De fait, on voit fleurir les traités vantant la désobéissance, l’insolence, la rupture, l’insoumission : cela peut paraître sympathique ou héroïque, mais c’est tout à fait hors sujet. Le vrai défi, le seul, est de concevoir l’obéissance volontaire dans les limites de la liberté des modernes. Car obéir, ce n’est pas être assujetti, c’est être un citoyen responsable, attentif aux autres, respectueux du bien commun, sensible aux réalités du monde, ouvert aux désaccords. Au sens étymologique ( ob-audire ), le verbe « obéir » signifie « prêter l’oreille » et accepter, donc, de n’être ni omniscient ni tout-puissant. Sans rien perdre de sa liberté puisqu’on ne fait que prêter cette oreille sans donner sa volonté. C’est la manière d’être de l’adulte, qui connaît ses limites et fait, avec elles, ce qu’il peut et ce qu’il doit.
D’où ce projet d’un traité nouveau d’art politique, qui s’adresse certes, comme ceux d’antan, aux dirigeants, mais aussi et surtout aux citoyens. Car, en démocratie, l’art de gouverner est un art d’être gouverné . Celui-ci est tout aussi difficile que celui-là, pour autant qu’être un citoyen – et même un peuple – est moins un droit qu’un terrifiant devoir, qui fait de nous les responsables de la chose publique. Comment l’envisager aujourd’hui ? Entre le cauchemar de l’impuissance publique et le spectre de l’autoritarisme, comment réconcilier la liberté du demos et la puissance du cratos  ?
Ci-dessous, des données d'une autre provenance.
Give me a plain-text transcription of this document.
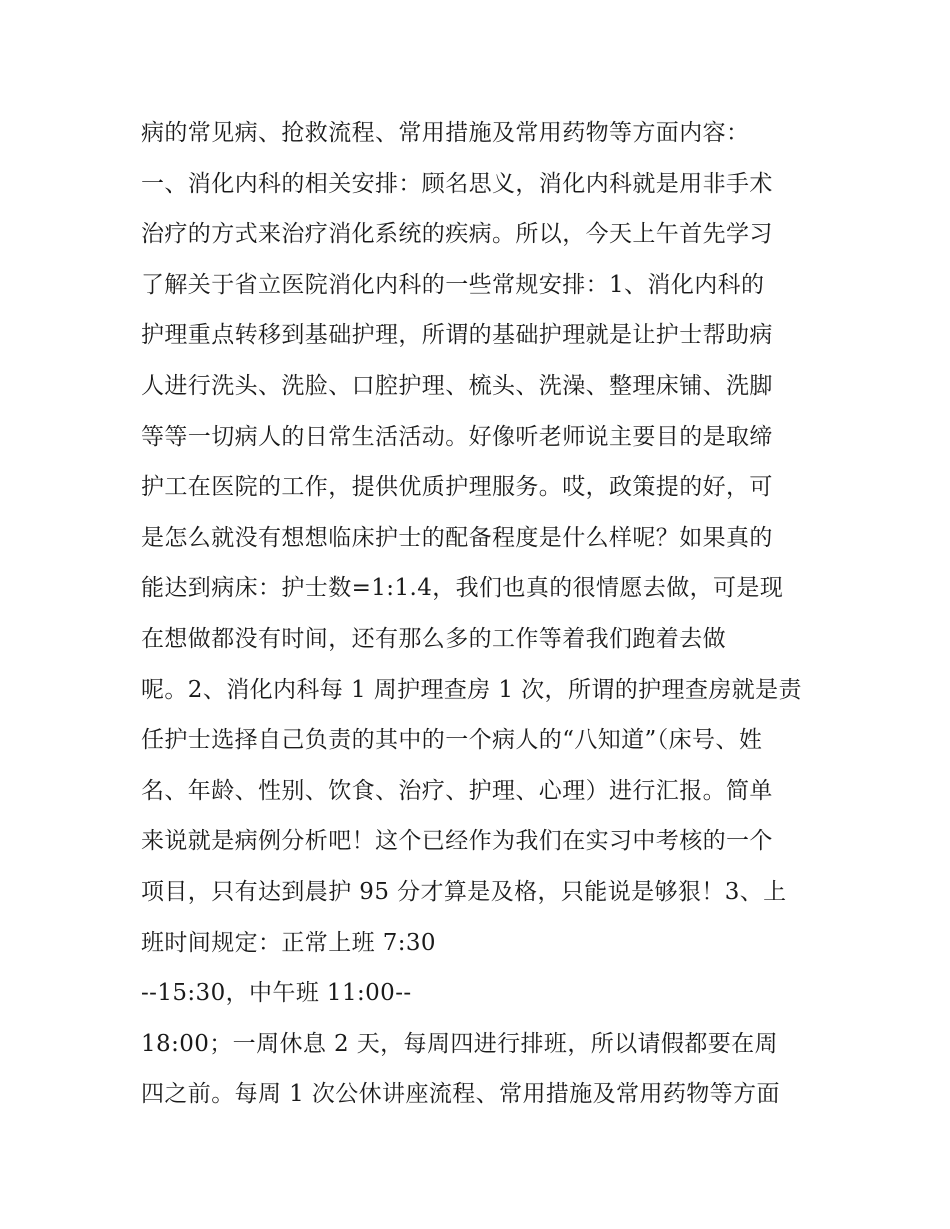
病的常见病、抢救流程、常用措施及常用药物等方面内容：
一、消化内科的相关安排：顾名思义，消化内科就是用非手术
治疗的方式来治疗消化系统的疾病。所以，今天上午首先学习
了解关于省立医院消化内科的一些常规安排：1、消化内科的
护理重点转移到基础护理，所谓的基础护理就是让护士帮助病
人进行洗头、洗脸、口腔护理、梳头、洗澡、整理床铺、洗脚
等等一切病人的日常生活活动。好像听老师说主要目的是取缔
护工在医院的工作，提供优质护理服务。哎，政策提的好，可
是怎么就没有想想临床护士的配备程度是什么样呢？如果真的
能达到病床：护士数=1:1.4，我们也真的很情愿去做，可是现
在想做都没有时间，还有那么多的工作等着我们跑着去做
呢。2、消化内科每 1 周护理查房 1 次，所谓的护理查房就是责
任护士选择自己负责的其中的一个病人的“八知道”（床号、姓
名、年龄、性别、饮食、治疗、护理、心理）进行汇报。简单
来说就是病例分析吧！这个已经作为我们在实习中考核的一个
项目，只有达到晨护 95 分才算是及格，只能说是够狠！3、上
班时间规定：正常上班 7:30
--15:30，中午班 11:00--
18:00；一周休息 2 天，每周四进行排班，所以请假都要在周
四之前。每周 1 次公休讲座流程、常用措施及常用药物等方面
Pour répondre à ces questions, il convient, comme le Baron de Münchhausen, de prendre un bon élan et de courir le risque de chuter. Il faut surtout entreprendre un vaste voyage dans le temps et dans l’espace, oser la théorie, relire les grands auteurs du passé, élargir son regard aux expériences politiques mondiales, sans négliger la frénésie des innovations technologiques. Bref, utiliser tout ce qui peut nous aider à élucider l’énigme de notre régime. Car la démocratie est un immense et jeune continent, qui reste encore largement inexploré.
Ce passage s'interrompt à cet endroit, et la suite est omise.